I wrote this one fairly recently, but I felt it needed to be shared sooner than some of the others because... I had a point to make with it.
Disclaimer: I do not own Fairy Tail.
Title: Clipped Wings
Pairing: Erza x Sorano
Requester: boogey56
Prompt: Wings
This wasn't freedom.
Sorano knew it wasn't, knew it was a huge mistake, that she'd chosen wrong, the instant the new chains fell around her. She could not see them, but she felt them, and they dug bloody furrows into her soul just as surely as any iron shackles. Grasping, pinching, rubbing against the tender parts to form new callouses where she'd only just begun to scrape the old ones off.
But she had chosen this, she reminded herself.
Freedom - true freedom - would be hers if she could just endure this. If she just put in her time, shed enough blood, enough tears. Then the chains would loosen, and she would be released. Free at last.
She had chosen this. Of her own... free... will.
...Hadn't she? She had... right?
Some days, it was hard to convince herself of that, remembrance and bitterness keen-edged daggers between her ribs.
And her. Sorano couldn't hardly stand to look at her.
The one who was free, was not forced into chains alike to hers. A woman with footsteps in scarlet that treaded lightly where Sorano's dragged with weight, leaving deep impressions in the muck to show her passing. Where Sorano's were hunched by the weight, her shoulders were straightened, no longer bent by her own chains.
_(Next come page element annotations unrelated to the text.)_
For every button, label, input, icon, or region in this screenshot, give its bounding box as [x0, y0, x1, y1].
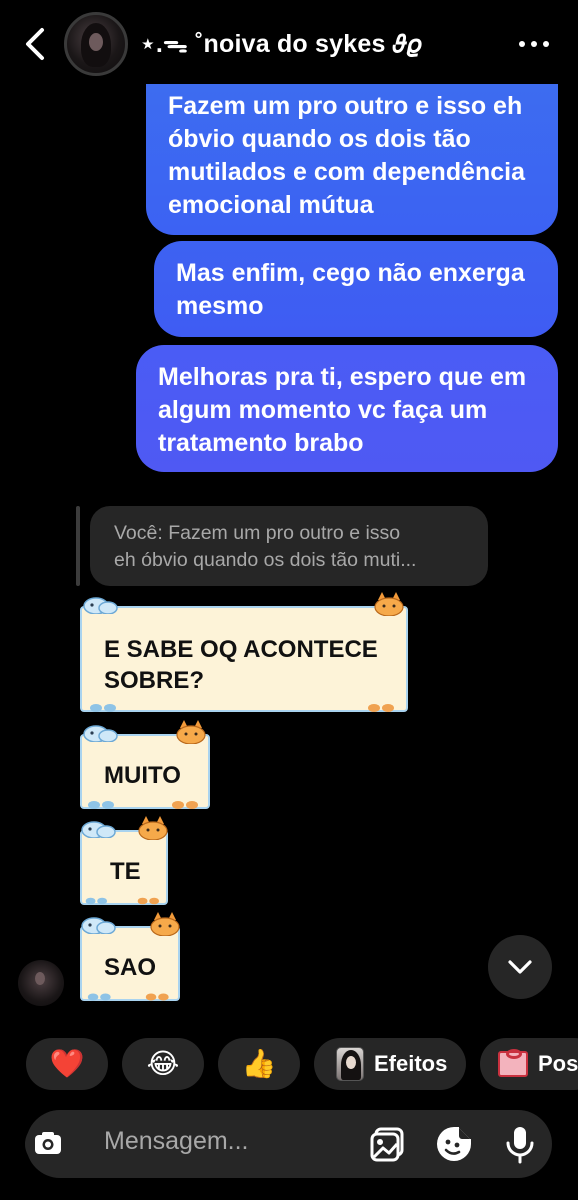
message-input[interactable] — [104, 1127, 354, 1156]
effects-button[interactable]: Efeitos — [314, 1038, 466, 1090]
incoming-sticker-message[interactable]: MUITO — [80, 720, 210, 809]
sender-avatar[interactable] — [18, 960, 64, 1006]
paw-prints-icon — [368, 704, 394, 712]
incoming-sticker-message[interactable]: E SABE OQ ACONTECE SOBRE? — [80, 592, 408, 712]
paw-prints-icon — [172, 801, 198, 809]
camera-icon[interactable] — [24, 1120, 72, 1168]
paw-prints-icon — [87, 993, 111, 1001]
paw-prints-icon — [90, 704, 116, 712]
cat-icon — [150, 912, 180, 936]
outgoing-message[interactable]: Melhoras pra ti, espero que em algum mom… — [136, 345, 558, 472]
outgoing-message[interactable]: Fazem um pro outro e isso eh óbvio quand… — [146, 84, 558, 235]
quick-reaction-laugh[interactable]: 😂 — [122, 1038, 204, 1090]
dog-icon — [81, 821, 116, 838]
scroll-to-bottom-button[interactable] — [488, 935, 552, 999]
quick-reaction-thumbs-up[interactable]: 👍 — [218, 1038, 300, 1090]
outgoing-message[interactable]: Mas enfim, cego não enxerga mesmo — [154, 241, 558, 337]
heart-icon: ❤️ — [49, 1047, 85, 1080]
thumbs-up-icon: 👍 — [241, 1047, 277, 1080]
laughing-face-icon: 😂 — [146, 1047, 180, 1080]
effects-label: Efeitos — [374, 1051, 448, 1076]
incoming-sticker-message[interactable]: SAO — [80, 912, 180, 1001]
cat-icon — [138, 816, 168, 840]
cat-icon — [176, 720, 206, 744]
dog-icon — [83, 597, 118, 614]
contact-avatar[interactable] — [64, 12, 128, 76]
paw-prints-icon — [88, 801, 114, 809]
avatar-face — [35, 972, 45, 985]
microphone-icon[interactable] — [500, 1124, 540, 1164]
chevron-left-icon[interactable] — [18, 24, 54, 64]
reply-quote[interactable]: Você: Fazem um pro outro e isso eh óbvio… — [90, 506, 488, 586]
gift-icon — [498, 1049, 528, 1077]
cat-icon — [374, 592, 404, 616]
reply-indicator-bar — [76, 506, 80, 586]
message-text: Fazem um pro outro e isso eh óbvio quand… — [168, 92, 526, 219]
message-text: SAO — [104, 954, 157, 981]
avatar-face — [89, 33, 103, 51]
more-horizontal-icon[interactable] — [514, 32, 554, 56]
message-text: E SABE OQ ACONTECE SOBRE? — [104, 636, 378, 694]
sticker-icon[interactable] — [434, 1124, 474, 1164]
dog-icon — [81, 917, 116, 934]
message-text: Mas enfim, cego não enxerga mesmo — [176, 259, 525, 320]
incoming-sticker-message[interactable]: TE — [80, 816, 168, 905]
paw-prints-icon — [85, 897, 108, 905]
chat-title[interactable]: ⋆.ᯓ ˚noiva do sykes 𝜗𝜚 — [140, 26, 421, 60]
quick-reaction-heart[interactable]: ❤️ — [26, 1038, 108, 1090]
dog-icon — [83, 725, 118, 742]
paw-prints-icon — [137, 897, 160, 905]
post-button[interactable]: Post — [480, 1038, 578, 1090]
message-text: TE — [110, 858, 141, 885]
gallery-icon[interactable] — [368, 1124, 408, 1164]
post-label: Post — [538, 1051, 578, 1076]
message-text: MUITO — [104, 762, 181, 789]
message-text: Melhoras pra ti, espero que em algum mom… — [158, 363, 527, 457]
chat-header: ⋆.ᯓ ˚noiva do sykes 𝜗𝜚 — [0, 0, 578, 88]
chevron-down-icon — [508, 960, 532, 974]
paw-prints-icon — [145, 993, 169, 1001]
effect-thumbnail-icon — [336, 1047, 364, 1081]
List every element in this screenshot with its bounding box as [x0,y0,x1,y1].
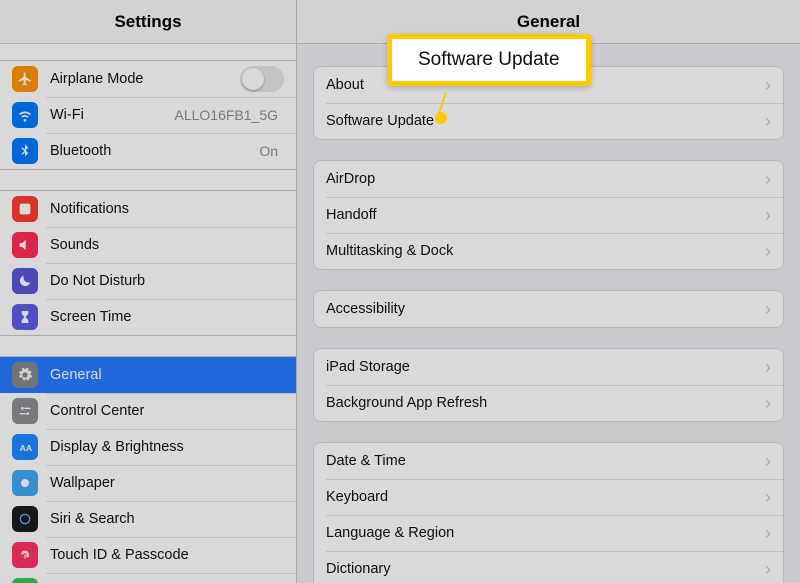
chevron-right-icon: › [765,524,771,542]
sidebar-item-display-brightness[interactable]: AA Display & Brightness [0,429,296,465]
sidebar-title: Settings [0,0,296,44]
row-label: Airplane Mode [50,71,240,87]
detail-group-locale: Date & Time› Keyboard› Language & Region… [313,442,784,583]
row-label: Notifications [50,201,284,217]
row-label: Multitasking & Dock [326,243,765,259]
row-label: Bluetooth [50,143,259,159]
hourglass-icon [12,304,38,330]
row-label: Sounds [50,237,284,253]
settings-screen: Settings Airplane Mode Wi-Fi ALLO16FB1_5… [0,0,800,583]
gear-icon [12,362,38,388]
callout-software-update: Software Update [387,34,591,86]
detail-group-storage: iPad Storage› Background App Refresh› [313,348,784,422]
row-label: Siri & Search [50,511,284,527]
chevron-right-icon: › [765,112,771,130]
row-label: Do Not Disturb [50,273,284,289]
detail-item-date-time[interactable]: Date & Time› [314,443,783,479]
detail-item-dictionary[interactable]: Dictionary› [314,551,783,583]
sidebar-item-screen-time[interactable]: Screen Time [0,299,296,335]
detail-item-software-update[interactable]: Software Update› [314,103,783,139]
sidebar-item-wifi[interactable]: Wi-Fi ALLO16FB1_5G [0,97,296,133]
row-label: Touch ID & Passcode [50,547,284,563]
chevron-right-icon: › [765,358,771,376]
detail-item-language-region[interactable]: Language & Region› [314,515,783,551]
wifi-icon [12,102,38,128]
row-value: On [259,143,278,159]
row-label: AirDrop [326,171,765,187]
sliders-icon [12,398,38,424]
chevron-right-icon: › [765,242,771,260]
row-label: Screen Time [50,309,284,325]
row-label: Display & Brightness [50,439,284,455]
row-label: Language & Region [326,525,765,541]
row-label: Software Update [326,113,765,129]
chevron-right-icon: › [765,394,771,412]
moon-icon [12,268,38,294]
bluetooth-icon [12,138,38,164]
notifications-icon [12,196,38,222]
sidebar-item-control-center[interactable]: Control Center [0,393,296,429]
callout-pointer-dot [435,112,447,124]
sidebar-item-sounds[interactable]: Sounds [0,227,296,263]
sidebar-group-device: General Control Center AA Display & Brig… [0,356,296,583]
chevron-right-icon: › [765,170,771,188]
sidebar-item-bluetooth[interactable]: Bluetooth On [0,133,296,169]
settings-sidebar: Settings Airplane Mode Wi-Fi ALLO16FB1_5… [0,0,297,583]
general-detail: General About› Software Update› AirDrop›… [297,0,800,583]
detail-group-accessibility: Accessibility› [313,290,784,328]
airplane-toggle[interactable] [240,66,284,92]
sounds-icon [12,232,38,258]
detail-item-background-refresh[interactable]: Background App Refresh› [314,385,783,421]
brightness-icon: AA [12,434,38,460]
sidebar-item-do-not-disturb[interactable]: Do Not Disturb [0,263,296,299]
row-label: Accessibility [326,301,765,317]
wallpaper-icon [12,470,38,496]
chevron-right-icon: › [765,488,771,506]
fingerprint-icon [12,542,38,568]
chevron-right-icon: › [765,206,771,224]
row-label: Keyboard [326,489,765,505]
sidebar-item-touch-id[interactable]: Touch ID & Passcode [0,537,296,573]
row-label: Handoff [326,207,765,223]
chevron-right-icon: › [765,76,771,94]
row-label: Date & Time [326,453,765,469]
sidebar-group-alerts: Notifications Sounds Do Not Disturb Scre… [0,190,296,336]
chevron-right-icon: › [765,560,771,578]
row-label: Wallpaper [50,475,284,491]
row-label: Control Center [50,403,284,419]
sidebar-item-general[interactable]: General [0,357,296,393]
row-label: iPad Storage [326,359,765,375]
svg-text:AA: AA [20,443,33,453]
detail-item-accessibility[interactable]: Accessibility› [314,291,783,327]
callout-label: Software Update [387,34,591,86]
detail-item-multitasking-dock[interactable]: Multitasking & Dock› [314,233,783,269]
detail-group-airdrop: AirDrop› Handoff› Multitasking & Dock› [313,160,784,270]
sidebar-item-battery[interactable]: Battery [0,573,296,583]
detail-item-airdrop[interactable]: AirDrop› [314,161,783,197]
row-label: Dictionary [326,561,765,577]
row-label: Background App Refresh [326,395,765,411]
sidebar-item-airplane-mode[interactable]: Airplane Mode [0,61,296,97]
sidebar-item-notifications[interactable]: Notifications [0,191,296,227]
sidebar-item-siri[interactable]: Siri & Search [0,501,296,537]
airplane-icon [12,66,38,92]
chevron-right-icon: › [765,452,771,470]
row-label: General [50,367,284,383]
siri-icon [12,506,38,532]
row-value: ALLO16FB1_5G [174,107,278,123]
sidebar-item-wallpaper[interactable]: Wallpaper [0,465,296,501]
sidebar-group-connectivity: Airplane Mode Wi-Fi ALLO16FB1_5G Bluetoo… [0,60,296,170]
detail-item-handoff[interactable]: Handoff› [314,197,783,233]
detail-item-keyboard[interactable]: Keyboard› [314,479,783,515]
detail-item-ipad-storage[interactable]: iPad Storage› [314,349,783,385]
row-label: Wi-Fi [50,107,174,123]
chevron-right-icon: › [765,300,771,318]
battery-icon [12,578,38,583]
How Sorano envied her her freedom. Weren't they the same, in so many ways? Hadn't that place (that horrible nightmare Tower) been both their starting points, their lives stretching beyond? So why was hers a path, while Sorano's was a pitfall?
From long ago, Sorano remembered her mother telling her that women were born with wings, wings that could take them far away from everything that troubled them. What was the point of clinging to those words, Sorano wondered these many years later - the words of a woman long since dead? (It wasn't as if her mother had managed to find her own sky, in the end, anyway.) But cling Sorano still did, to the whispered promise of the sky.
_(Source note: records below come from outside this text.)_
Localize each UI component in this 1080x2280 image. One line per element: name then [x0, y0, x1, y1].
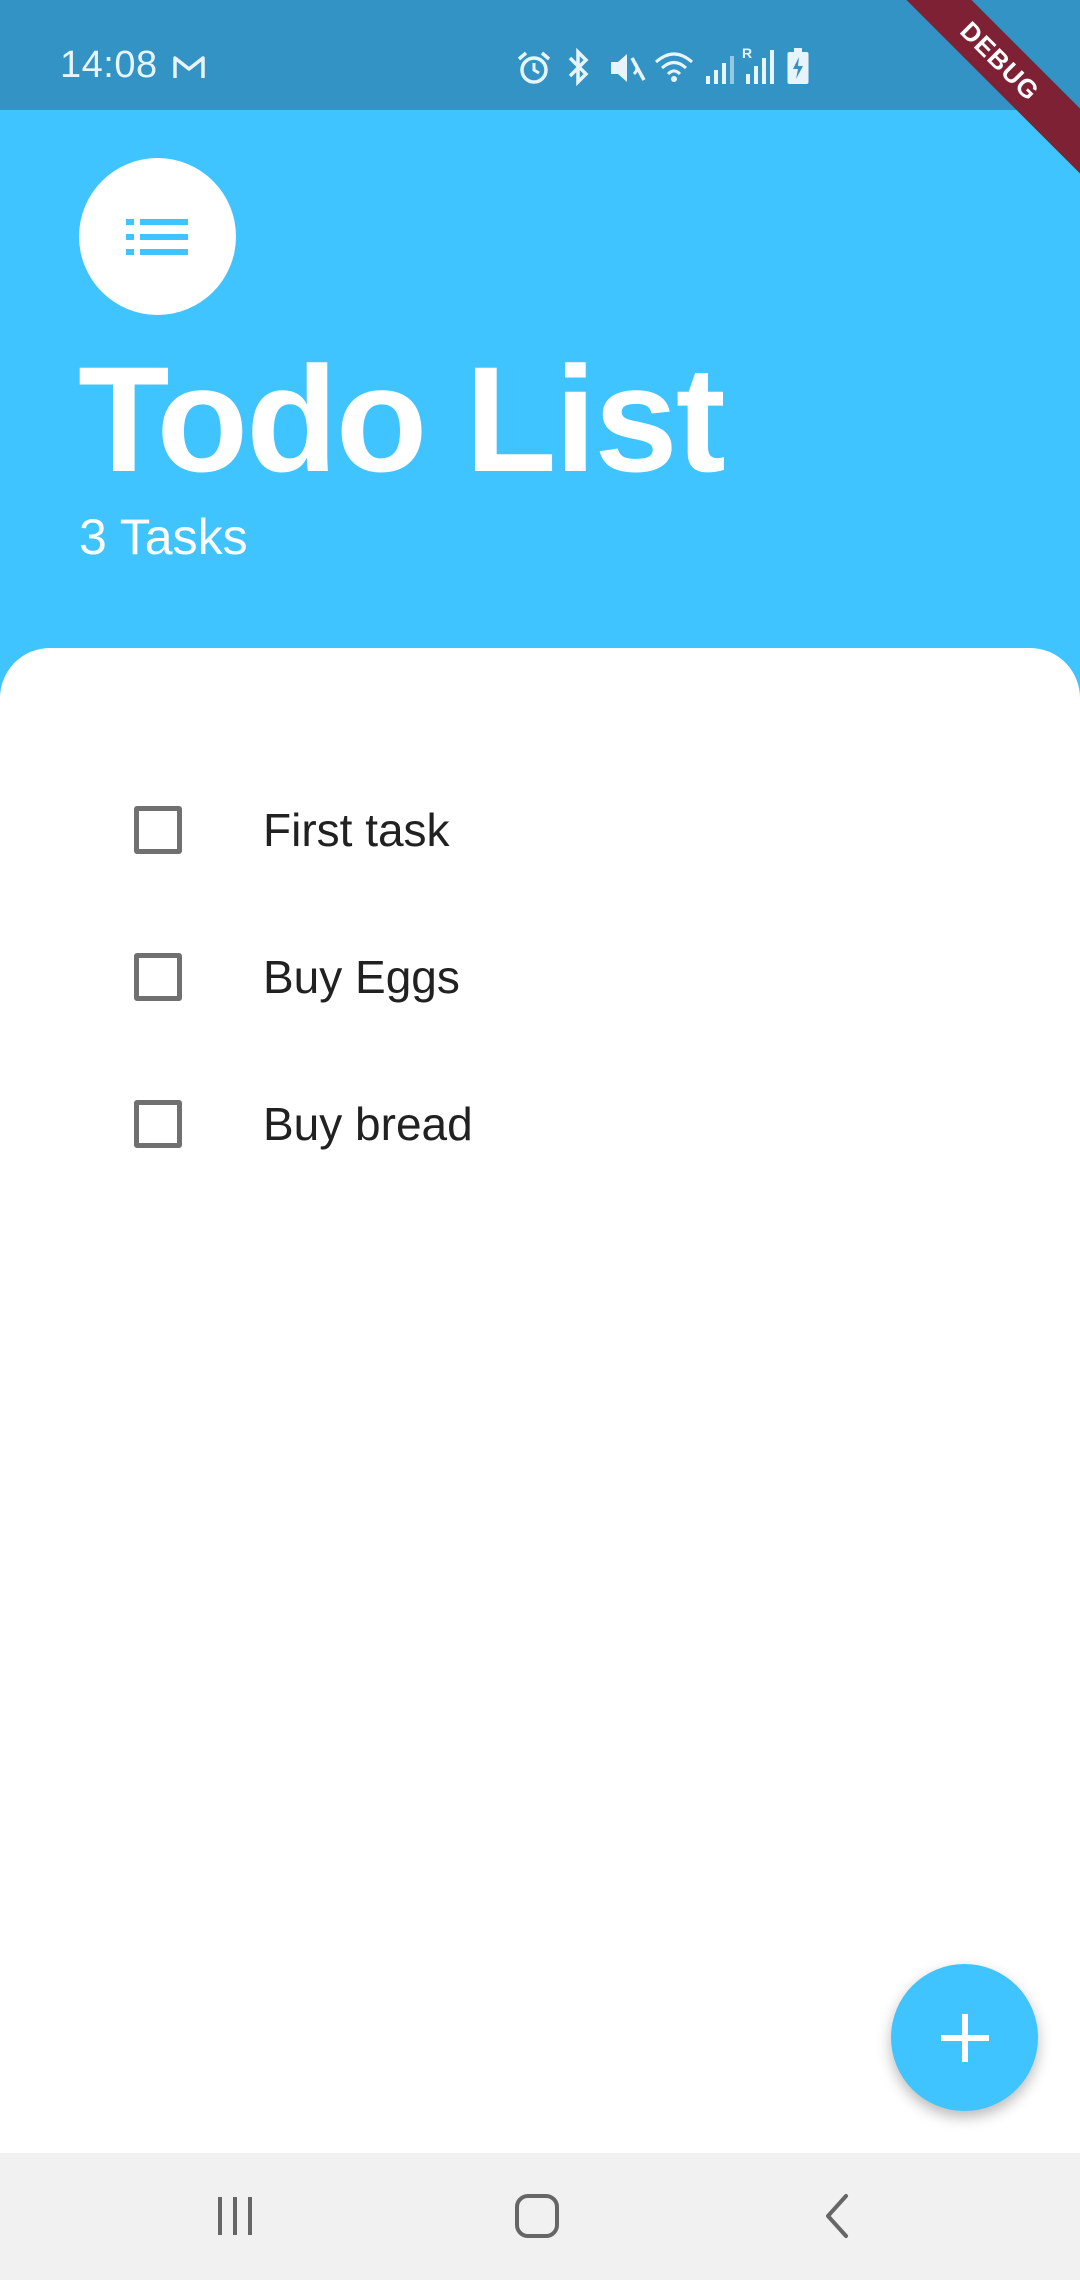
- status-bar: 14:08 R: [0, 0, 1080, 110]
- task-checkbox[interactable]: [134, 953, 182, 1001]
- task-list-card: First task Buy Eggs Buy bread: [0, 648, 1080, 2153]
- list-item[interactable]: First task: [0, 775, 1080, 885]
- gmail-icon: [173, 56, 205, 78]
- task-checkbox[interactable]: [134, 806, 182, 854]
- task-count: 3 Tasks: [79, 509, 248, 565]
- list-item[interactable]: Buy Eggs: [0, 922, 1080, 1032]
- task-label: Buy Eggs: [263, 951, 460, 1003]
- roaming-signal-icon: R: [742, 45, 774, 84]
- signal-icon: [706, 56, 734, 84]
- wifi-icon: [655, 52, 693, 82]
- back-icon[interactable]: [822, 2193, 852, 2239]
- status-time: 14:08: [60, 44, 158, 86]
- bluetooth-icon: [568, 48, 589, 86]
- menu-button[interactable]: [79, 158, 236, 315]
- header: Todo List 3 Tasks: [0, 110, 1080, 650]
- list-icon: [125, 218, 188, 255]
- task-checkbox[interactable]: [134, 1100, 182, 1148]
- navigation-bar: [0, 2153, 1080, 2280]
- plus-icon: [940, 2013, 989, 2062]
- task-label: First task: [263, 804, 450, 856]
- task-label: Buy bread: [263, 1098, 473, 1150]
- page-title: Todo List: [78, 335, 726, 503]
- mute-icon: [611, 54, 646, 82]
- recent-apps-icon[interactable]: [214, 2195, 256, 2237]
- add-task-button[interactable]: [891, 1964, 1038, 2111]
- list-item[interactable]: Buy bread: [0, 1069, 1080, 1179]
- app-screen: 14:08 R DEBUG Todo List 3 Tasks First ta…: [0, 0, 1080, 2280]
- alarm-icon: [517, 51, 551, 84]
- svg-text:R: R: [742, 45, 752, 61]
- home-icon[interactable]: [514, 2193, 560, 2239]
- battery-charging-icon: [787, 48, 809, 84]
Looking at the other woman, as she moved about the campsite speaking to Sorano's brothers, her closest companions, she remembered again her mother's words, and saw wings. Scarlet, sprouting from corded muscle - tattered around the edges, but strong and proud.
And Sorano couldn't help but feel her own, bound against her skin and clipped, no longer able to soar.
Not that they had ever gotten the chance to in the first place.
I have severe issues with Jellal's handling of the Oracion Seis, in case you couldn't tell.